The study group XX is aimed at software engineers who want to understand the challenges of working with software testing. With an interest primarily on test smells, we select a collection of papers on the field and discuss them during weekly meetings. In an effort to help the community we are sharing here a list of papers with some interesting and useful notes.
For researchers or others interested in this topic, we share a schedule of discussions planned by semester, come and join us! Meetings on Wednesdays, at 2 p.m. (BSB) - https://meet.google.com/jde-ygim-wfh
Davide Spadini, Martin Schvarcbacher, Ana Maria Oprescu, Magiel Bruntink, and Alberto Bacchelli. "Investigating Severity Thresholds for Test Smells". In the Proceedings of the 17th International Conference on Mining Software Repositories, 2020.
The paper investigates the severity of test smells and their perceived impact on test suite maintainability by the developers. The investigation is motivated by two factors: (1) the developers do not always perceive test smells as problematic, and (2) once test smells are introduced, they are hardly ever removed through refactoring. The severity thresholds can make the test smells indications more actionable, helping the developers to focus on the higher severity smells. Therefore, the paper presents as primary goal the investigation of the severity thresholds for test smells. The authors used the tsDetect tool to detect test smells in isolated methods, and build a dataset with data collected from 1,500 software projects. This data was used to the thresholds derivation, where most of the test smells had a severity level equals to 0 (high severity). The second goal of the paper is to investigate the developers' perception on test smells. The authors integrate test the tsDetect into a prototype (back-end) extension of BetterCodeHub, and asked for the developers feedback on instances of test smells regarding their impact on the test suite maintainability, need for refactoring, and estimated effort for refactoring. The results show that only four test smells severity thresholds converge to the developers' perception (Eager Test, Conditional Test Logic, Verbose Test, and Assertion Roulette). It may indicate that the detection of test smells and the current deffnition of certain test smells does not match the developer’s perception or common practices.

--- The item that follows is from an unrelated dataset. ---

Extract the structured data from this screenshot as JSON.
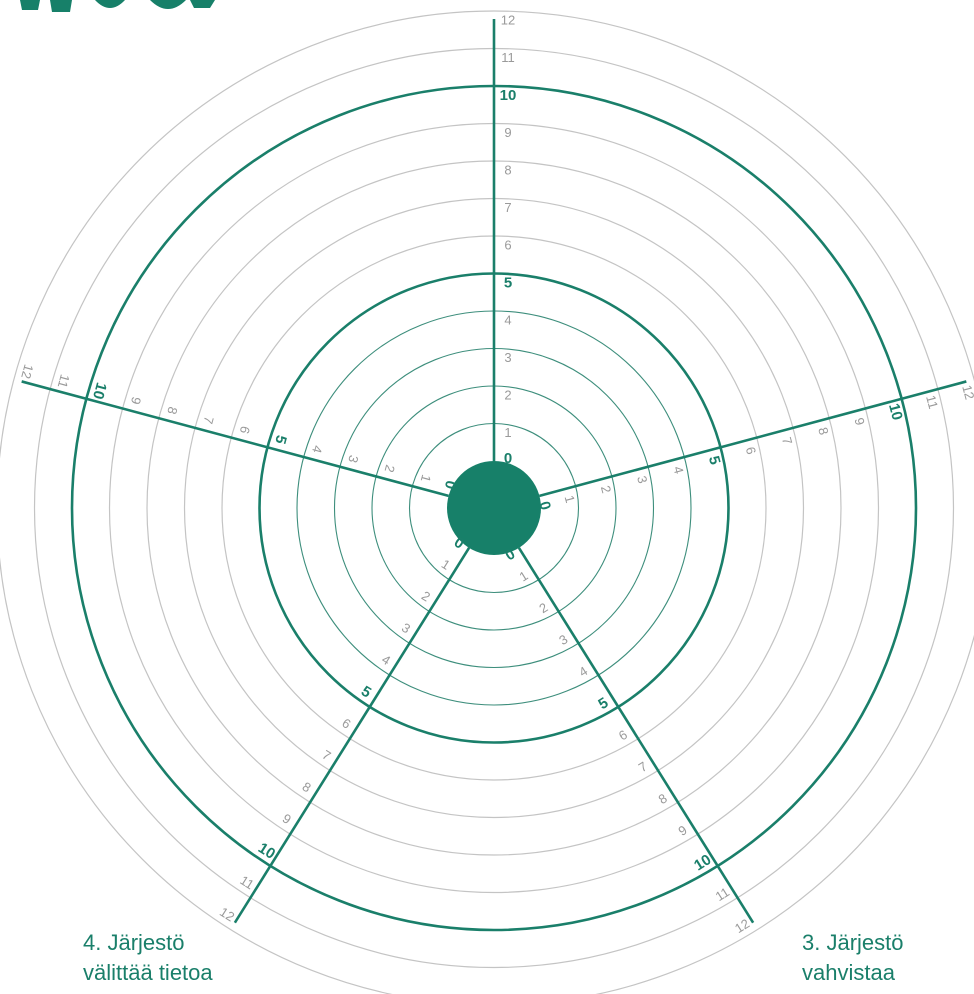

Gustavo Pinto, Breno Miranda, Supun Dissanayake, Marcelo d'Amorim, Christoph Treude, Antonia Bertolino. "What is the Vocabulary of Flaky Tests? ". In the Proceedings of the 17th International Conference on Mining Software Repositories, 2020.
Text
Jonathan Bell, Owolabi Legunsen, Michael Hilton, Lamyaa Eloussi, Tifany Yung, Darko Marinov. " DeFlaker: automatically detecting flaky tests ". In the Proceedings of ICSE’ 18: 40th International Conference on Software Engineering, 2018.

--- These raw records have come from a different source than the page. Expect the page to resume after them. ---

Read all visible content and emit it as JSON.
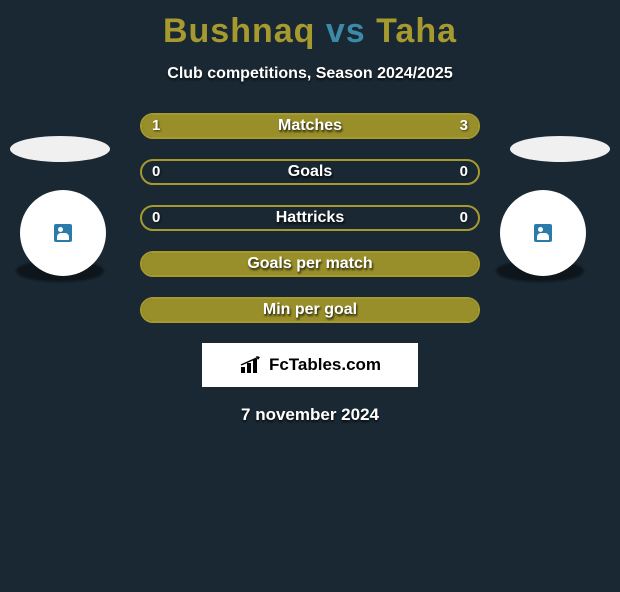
{
  "title": {
    "player1": "Bushnaq",
    "vs": "vs",
    "player2": "Taha",
    "color1": "#a69a2f",
    "color_vs": "#3a8aa8",
    "color2": "#a69a2f",
    "fontsize": 34
  },
  "subtitle": "Club competitions, Season 2024/2025",
  "colors": {
    "background": "#1a2833",
    "bar_fill": "#998f2a",
    "bar_border": "#a69a2f",
    "text_white": "#ffffff"
  },
  "bars": [
    {
      "label": "Matches",
      "left": "1",
      "right": "3",
      "left_pct": 25,
      "right_pct": 75,
      "show_values": true
    },
    {
      "label": "Goals",
      "left": "0",
      "right": "0",
      "left_pct": 0,
      "right_pct": 0,
      "show_values": true
    },
    {
      "label": "Hattricks",
      "left": "0",
      "right": "0",
      "left_pct": 0,
      "right_pct": 0,
      "show_values": true
    },
    {
      "label": "Goals per match",
      "left": "",
      "right": "",
      "left_pct": 100,
      "right_pct": 0,
      "show_values": false
    },
    {
      "label": "Min per goal",
      "left": "",
      "right": "",
      "left_pct": 100,
      "right_pct": 0,
      "show_values": false
    }
  ],
  "brand": "FcTables.com",
  "date": "7 november 2024"
}
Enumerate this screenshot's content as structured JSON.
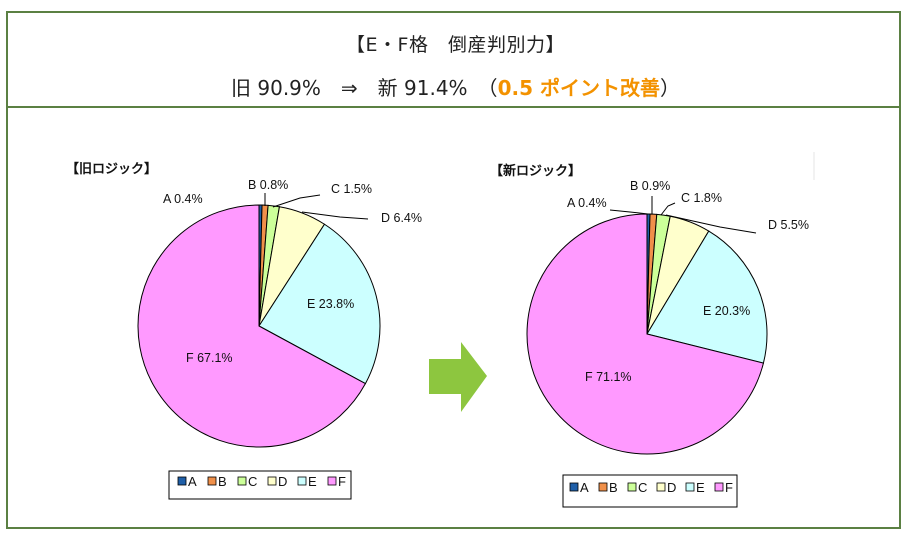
{
  "header": {
    "title": "【E・F格　倒産判別力】",
    "summary_prefix": "旧 90.9%　⇒　新 91.4%　（",
    "summary_highlight": "0.5 ポイント改善",
    "summary_suffix": "）",
    "highlight_color": "#f39200"
  },
  "colors": {
    "frame": "#5b8043",
    "arrow": "#8dc63f",
    "A": "#1f5fa8",
    "B": "#f0904a",
    "C": "#ccff99",
    "D": "#ffffcc",
    "E": "#ccffff",
    "F": "#ff99ff"
  },
  "chart_data": [
    {
      "type": "pie",
      "title": "【旧ロジック】",
      "categories": [
        "A",
        "B",
        "C",
        "D",
        "E",
        "F"
      ],
      "values": [
        0.4,
        0.8,
        1.5,
        6.4,
        23.8,
        67.1
      ],
      "labels": [
        "A 0.4%",
        "B 0.8%",
        "C 1.5%",
        "D 6.4%",
        "E 23.8%",
        "F 67.1%"
      ],
      "legend": [
        "A",
        "B",
        "C",
        "D",
        "E",
        "F"
      ],
      "legend_position": "bottom",
      "start_angle": "12 o'clock, clockwise"
    },
    {
      "type": "pie",
      "title": "【新ロジック】",
      "categories": [
        "A",
        "B",
        "C",
        "D",
        "E",
        "F"
      ],
      "values": [
        0.4,
        0.9,
        1.8,
        5.5,
        20.3,
        71.1
      ],
      "labels": [
        "A 0.4%",
        "B 0.9%",
        "C 1.8%",
        "D 5.5%",
        "E 20.3%",
        "F 71.1%"
      ],
      "legend": [
        "A",
        "B",
        "C",
        "D",
        "E",
        "F"
      ],
      "legend_position": "bottom",
      "start_angle": "12 o'clock, clockwise"
    }
  ],
  "arrow": {
    "icon": "right-arrow-icon",
    "direction": "old-to-new"
  }
}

The paper presents the DeFlaker, a tool that implements a new technique to detect if a test failure is due to a flaky test without rerunning and with very low runtime overhead. The key idea is to monitor the coverage of latest code changes and marks as flaky the failing tests that did not execute any of the changes. However, it is still necessary to rerun the failing tests that executed changes, i.e. DeFlaker and Rerun are complementary techniques.